Dalla attenta disanima dello stato attuale della terapia della SLA deriva la consapevolezza dei tre autori che il momento storico è propizio per l’acquisizione di importanti traguardi terapeutici, non fosse altro che per le incalzanti scoperte di nuovi meccanismi patogenetici dettati dalla identificazione di nuovi geni patogenetici.
Il lavoro di Lancet Neurology analizza anche i trial clinici controllati relativi al trattamento farmacologico e non farmacologico dei sintomi della malattia, come ad esempio la scialorrea, la fatica, la perdita di peso, proponendo un quadro attuale dell’impegno più globale della comunità scientifica coinvolta della cura dei pazienti affetti da SLA.

“È solo dalla consapevolezza – prosegue VincenzoSilani – degli insuccessi terapeutici del passato e della loro possibile spiegazione che può derivare una soluzione per il futuro. La migliore collaborazione tra i ricercatori di base ed i clinici con il supporto di diversi esperti e delle associazioni dei pazienti, potrà fare la differenza. La definizione di un biomarcatore di malattia rappresenta la reale acquisizione utile a monitorate l’efficacia di un nuovo trattamento che, ad ora, viene solo valutato con parametri clinici”.

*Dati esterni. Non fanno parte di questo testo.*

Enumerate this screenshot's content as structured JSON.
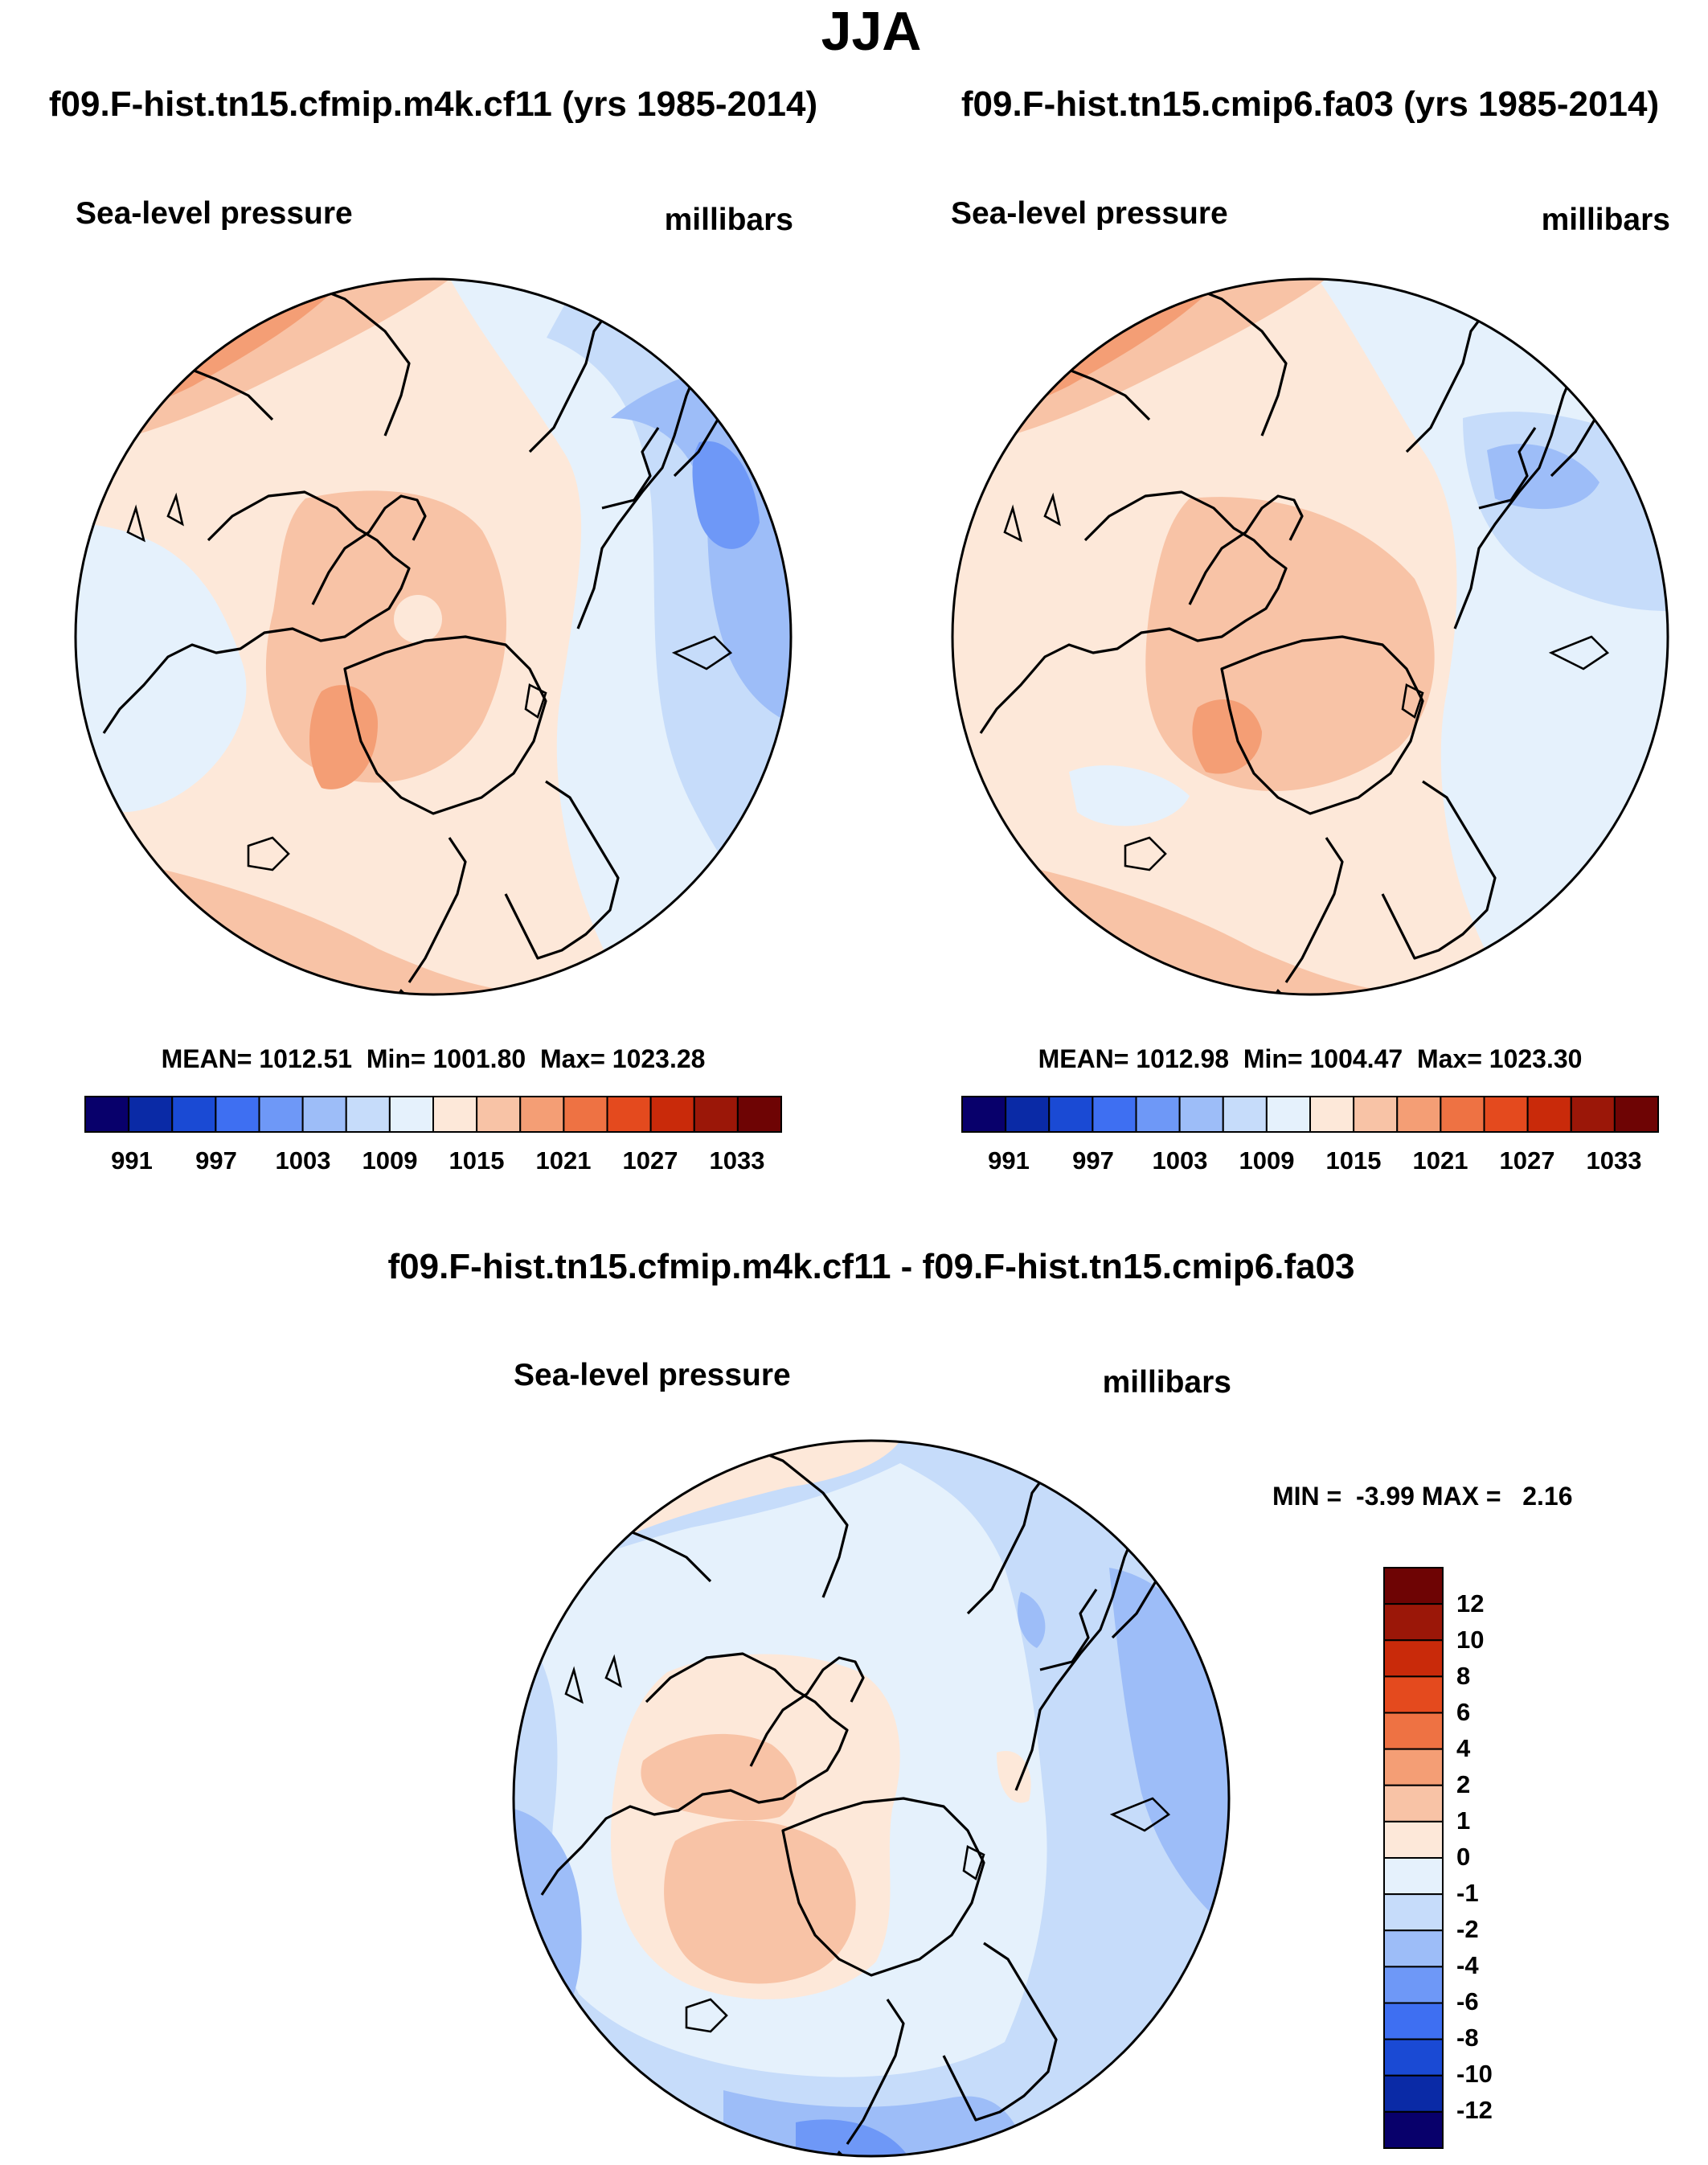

L’analisi storica conclusa con questo lavoro di alto impatto sulla comunità scientifica internazionale – conclude Vincenzo Silani – fornisce il supporto metodologicamente corretto per pianificare l’approccio terapeutico del futuro: la SLA è una malattia neurologica tra le più drammatiche ma è anche la più rappresentativa di tutte le malattie neurodegenerative. Il successo anche parziale di un trattamento segnerà il destino di una serie di malattie che condividono momenti patogenetici comuni, come ad esempio le Demenze Frontotemporali, che oggi configurano con la SLA un continuum clinico e patogenetico.